In my case it WAS my family who was the third party and who didn't understand that I was setting boundaries. Most of the people I cut off were boyfriends/friends who were bad for me.
My family believes that being friends with undesirable people makes them supremely "understanding" and "tolerant." This means that they come up with excuses for people who are accused of terrible crimes and condemn the victims for being "vengeful" if they press charges. So no matter what scum ball I got involved with, or who took advantage of me, I got reamed for getting them out of my life because I just couldn't take it. In one case I found out that my charming boyfriend (whose scary side I was starting to see) had two ex-wives who both had current restraining orders against him. There was enough incidents that they had kept them renewed (in one case for five years!) After cutting him out, I got a whole shower of, "Well no one's perfect." and "You've only heard one side of the story. You need to listen to him before being judgmental." (Um, do you think I ever spoke to THEM?
) And the capper was, "You can't expect to meet someone better because you are kind of a loser yourself."
I cried a lot at first. I tried to reason with them every time. And then I learned to say, "Well if I end up a lonely old maid with 50 cats, it's my business."
I have not had the courage to even distance them until recently. The issue is that my sister was in a very abusive relationship
. There were a few times when I bluntly told her that I would not put up with the behavior when she asked me how to mollify them. Wrong answer. I offered her a place to stay if she and her kids would squeeze into my living room. Oh, how dare I insinuate that she was "weak" like me? I refused to participate in any cover-ups. I was told over and over again that I was a bad sister, not supportive, and incapable of love.
For years I heard that I was a crabby, picky old biotch and no wonder I was single when I wouldn't do the proper amount of sucking up. Then it was that my marriage was probably short-lived because I was intolerant. Finally it was that my husband had to be the most patient and most repressed man ever since I wouldn't even let him go into random jealous rages.
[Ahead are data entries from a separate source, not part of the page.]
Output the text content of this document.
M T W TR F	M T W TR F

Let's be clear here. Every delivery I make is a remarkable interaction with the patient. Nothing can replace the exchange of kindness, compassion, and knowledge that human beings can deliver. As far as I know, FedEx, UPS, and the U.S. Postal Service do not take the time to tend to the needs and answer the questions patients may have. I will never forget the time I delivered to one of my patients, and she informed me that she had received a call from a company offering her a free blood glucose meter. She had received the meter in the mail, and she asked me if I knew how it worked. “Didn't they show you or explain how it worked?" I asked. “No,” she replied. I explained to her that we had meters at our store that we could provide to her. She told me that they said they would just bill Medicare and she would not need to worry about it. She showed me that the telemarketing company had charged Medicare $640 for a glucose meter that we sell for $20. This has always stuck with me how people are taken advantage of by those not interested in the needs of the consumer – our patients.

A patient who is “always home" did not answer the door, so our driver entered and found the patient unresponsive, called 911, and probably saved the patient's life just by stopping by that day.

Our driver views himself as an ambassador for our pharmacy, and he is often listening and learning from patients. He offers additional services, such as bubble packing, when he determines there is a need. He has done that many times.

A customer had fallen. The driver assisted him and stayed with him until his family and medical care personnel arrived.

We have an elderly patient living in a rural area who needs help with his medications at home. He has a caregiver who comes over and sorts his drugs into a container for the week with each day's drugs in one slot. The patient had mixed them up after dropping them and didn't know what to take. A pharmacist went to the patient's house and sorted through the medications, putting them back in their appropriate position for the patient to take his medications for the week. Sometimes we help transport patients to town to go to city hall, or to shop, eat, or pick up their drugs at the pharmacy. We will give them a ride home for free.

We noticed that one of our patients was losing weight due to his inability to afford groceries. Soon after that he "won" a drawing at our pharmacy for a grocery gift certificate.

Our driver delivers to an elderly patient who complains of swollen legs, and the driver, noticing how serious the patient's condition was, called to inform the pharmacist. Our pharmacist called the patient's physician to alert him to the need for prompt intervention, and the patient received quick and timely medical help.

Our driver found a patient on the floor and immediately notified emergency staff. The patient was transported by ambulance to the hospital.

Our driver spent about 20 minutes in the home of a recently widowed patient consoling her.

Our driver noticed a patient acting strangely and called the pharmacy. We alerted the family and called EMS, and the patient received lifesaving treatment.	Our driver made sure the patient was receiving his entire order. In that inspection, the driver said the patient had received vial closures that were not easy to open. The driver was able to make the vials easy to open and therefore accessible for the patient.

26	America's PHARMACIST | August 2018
In the past few years the sister got divorced. Two other family members (who had less dysfunction but still mild abuse in their marriages) also got divorced. Now they go on and on about how they, and they alone understand abusive relationships
and those of us who have just had charmed lives need to cater to their whims. At this point I have limited contact because it's nearly impossible for me to talk to them without screaming. The one time I mentioned that I had picked a whole bunch of losers early on and that I felt for them, they said that I was very lucky to have "gotten out of it." Ugh. I had my self-esteem tramped on by everyone close to me and I kept going. They call that "lucky"?
Twenty years later there is no way it would be useful for me to hash this out. Until I can listen to them without wanting to shout and throw things, I won't interact more than I have to. It's not just for me, it's for them. My closest friends support me. Other people don't understand this and I deal with it the following ways:
1) I am very close-mouthed about it. I make excuses about my family having busy schedules and don't share.
2) If someone does judge me, I keep in mind that they have not lived the last 20 years knowing what was going on. It would take days for me to explain so I just accept that they can't understand.
3) I remind myself of everyone in the past 20 years who DID support me. I have a written list and go through it sort of like a meditation exercise. There was the receptionist who screened my calls and told me I was strong. There was the boss who by accident caught what my father was saying to me and wrote me a letter of recommendation and told me to read it after talking to my parents. Of course there is my husband (who really is patient.)
4) I list all the happy moments that the estrangement has made possible.
Oh and Reader, don't assume that a date who feels family is important will judge you. My husband always thought family was important and he is still that way. That is why he makes our family (himself, me and whatever kids are with us) more important than catering to any drama my sisters want to drag up.